Ruth tried to find the words to process what he'd just told her. "I know that Ros…"

"It's not that," he interrupted. "It's everything. I just don't want to feel like I'm covered in blood anymore."

She frowned. "I've never heard you feel sorry for yourself before."

"I don't think I do. It's just the realization that I make a negligible difference."

"That's not true," she insisted.

He gave a tight smile of resignation. "I think it is. The bodies keep falling away on both sides. The enemy strikes, we strike back." He took a deep breath. "I think it's time for somebody else to stand on the wall for a bit."

"This isn't you," Ruth protested as the panic started to well up in her throat.
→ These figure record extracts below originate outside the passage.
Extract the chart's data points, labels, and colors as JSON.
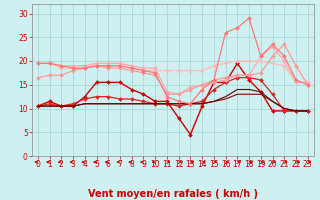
{
  "xlabel": "Vent moyen/en rafales ( km/h )",
  "background_color": "#cff0f0",
  "grid_color": "#a8d8d8",
  "x_ticks": [
    0,
    1,
    2,
    3,
    4,
    5,
    6,
    7,
    8,
    9,
    10,
    11,
    12,
    13,
    14,
    15,
    16,
    17,
    18,
    19,
    20,
    21,
    22,
    23
  ],
  "ylim": [
    0,
    32
  ],
  "xlim": [
    -0.5,
    23.5
  ],
  "yticks": [
    0,
    5,
    10,
    15,
    20,
    25,
    30
  ],
  "series": [
    {
      "x": [
        0,
        1,
        2,
        3,
        4,
        5,
        6,
        7,
        8,
        9,
        10,
        11,
        12,
        13,
        14,
        15,
        16,
        17,
        18,
        19,
        20,
        21,
        22,
        23
      ],
      "y": [
        10.5,
        11.5,
        10.5,
        10.5,
        12.5,
        15.5,
        15.5,
        15.5,
        14,
        13,
        11.5,
        11.5,
        8,
        4.5,
        10.5,
        15.5,
        15.5,
        19.5,
        16,
        13.5,
        9.5,
        9.5,
        9.5,
        9.5
      ],
      "color": "#cc0000",
      "marker": "D",
      "markersize": 2.0,
      "linewidth": 1.0
    },
    {
      "x": [
        0,
        1,
        2,
        3,
        4,
        5,
        6,
        7,
        8,
        9,
        10,
        11,
        12,
        13,
        14,
        15,
        16,
        17,
        18,
        19,
        20,
        21,
        22,
        23
      ],
      "y": [
        10.5,
        11,
        10.5,
        11,
        12,
        12.5,
        12.5,
        12,
        12,
        11.5,
        11,
        11,
        10.5,
        11,
        11.5,
        14,
        15.5,
        16.5,
        16.5,
        16,
        13,
        9.5,
        9.5,
        9.5
      ],
      "color": "#dd2222",
      "marker": "D",
      "markersize": 2.0,
      "linewidth": 0.9
    },
    {
      "x": [
        0,
        1,
        2,
        3,
        4,
        5,
        6,
        7,
        8,
        9,
        10,
        11,
        12,
        13,
        14,
        15,
        16,
        17,
        18,
        19,
        20,
        21,
        22,
        23
      ],
      "y": [
        10.5,
        10.5,
        10.5,
        10.5,
        11,
        11,
        11,
        11,
        11,
        11,
        11,
        11,
        11,
        11,
        11,
        11.5,
        12,
        13,
        13,
        13,
        11.5,
        10,
        9.5,
        9.5
      ],
      "color": "#880000",
      "marker": null,
      "markersize": 0,
      "linewidth": 0.8
    },
    {
      "x": [
        0,
        1,
        2,
        3,
        4,
        5,
        6,
        7,
        8,
        9,
        10,
        11,
        12,
        13,
        14,
        15,
        16,
        17,
        18,
        19,
        20,
        21,
        22,
        23
      ],
      "y": [
        10.5,
        10.5,
        10.5,
        10.5,
        11,
        11,
        11,
        11,
        11,
        11,
        11,
        11,
        11,
        11,
        11,
        11.5,
        12.5,
        14,
        14,
        13.5,
        11.5,
        10,
        9.5,
        9.5
      ],
      "color": "#660000",
      "marker": null,
      "markersize": 0,
      "linewidth": 0.8
    },
    {
      "x": [
        0,
        1,
        2,
        3,
        4,
        5,
        6,
        7,
        8,
        9,
        10,
        11,
        12,
        13,
        14,
        15,
        16,
        17,
        18,
        19,
        20,
        21,
        22,
        23
      ],
      "y": [
        19.5,
        19.5,
        19,
        19,
        19,
        19.5,
        19.5,
        19.5,
        19,
        18.5,
        18.5,
        13.5,
        13,
        14.5,
        15,
        15.5,
        16,
        17,
        17,
        21,
        23,
        20,
        15.5,
        15.5
      ],
      "color": "#ffaaaa",
      "marker": "D",
      "markersize": 2.0,
      "linewidth": 0.9
    },
    {
      "x": [
        0,
        1,
        2,
        3,
        4,
        5,
        6,
        7,
        8,
        9,
        10,
        11,
        12,
        13,
        14,
        15,
        16,
        17,
        18,
        19,
        20,
        21,
        22,
        23
      ],
      "y": [
        19.5,
        19.5,
        18.5,
        18.5,
        18.5,
        19,
        19,
        19,
        18.5,
        18,
        18,
        18,
        18,
        18,
        18,
        19,
        19.5,
        20,
        20,
        20,
        19.5,
        19,
        15.5,
        15.5
      ],
      "color": "#ffbbbb",
      "marker": "D",
      "markersize": 2.0,
      "linewidth": 0.9
    },
    {
      "x": [
        0,
        1,
        2,
        3,
        4,
        5,
        6,
        7,
        8,
        9,
        10,
        11,
        12,
        13,
        14,
        15,
        16,
        17,
        18,
        19,
        20,
        21,
        22,
        23
      ],
      "y": [
        16.5,
        17,
        17,
        18,
        18.5,
        19,
        18.5,
        18.5,
        18,
        17.5,
        17,
        13,
        13,
        14,
        15,
        16,
        16.5,
        17,
        17,
        17.5,
        21,
        23.5,
        19,
        15
      ],
      "color": "#ff9999",
      "marker": "D",
      "markersize": 2.0,
      "linewidth": 0.9
    },
    {
      "x": [
        0,
        1,
        2,
        3,
        4,
        5,
        6,
        7,
        8,
        9,
        10,
        11,
        12,
        13,
        14,
        15,
        16,
        17,
        18,
        19,
        20,
        21,
        22,
        23
      ],
      "y": [
        19.5,
        19.5,
        19,
        18.5,
        18.5,
        19,
        19,
        19,
        18.5,
        18,
        17.5,
        12.5,
        11.5,
        11,
        14,
        16,
        26,
        27,
        29,
        21,
        23.5,
        21,
        16,
        15
      ],
      "color": "#ff7777",
      "marker": "D",
      "markersize": 2.0,
      "linewidth": 0.9
    }
  ],
  "tick_color": "#cc0000",
  "label_color": "#cc0000",
  "tick_fontsize": 5.5,
  "xlabel_fontsize": 7.0,
  "arrow_color": "#cc0000"
}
"I am leaving," he said calmly. "I want to feel clean. And I have come to realize that I cannot live torn in two, if I even live through this job at all. I cannot have the zenith of happiness at home with you at night and the depths of tragedy here each day. I have never had anything that tempted me away from this job, from this duty. But now that we are starting to build a life together, I want us to truly be together, away from all of this."

"You think we aren't together here?"

"I can't see how."

"We—"

"That's enough, Ruth." Harry Peace, Section Head, had returned.

Ruth stood there, staring at him, wondering what the bloody hell she was supposed to do now. She had a million things she needed to say, and not a single one of them she could say here. Later, she'd told herself all day. Well, later had come and it still was not the right time.

She had no idea how to possibly handle this. Harry was leaving her. Oh he still planned on marrying her alright, but their life was not just what they shared off the Grid. In fact, almost none of their life was away from the Grid. Nearly all their time was spend here, and he wanted to throw that away. He wanted to leave and be clean, but how could he not understand that they were in this together? That Ruth was in this job after everything that happened because of him? This was where they belonged, on the wall, together.

But Harry was right. That was enough for now. All the rest would have to wait. Again.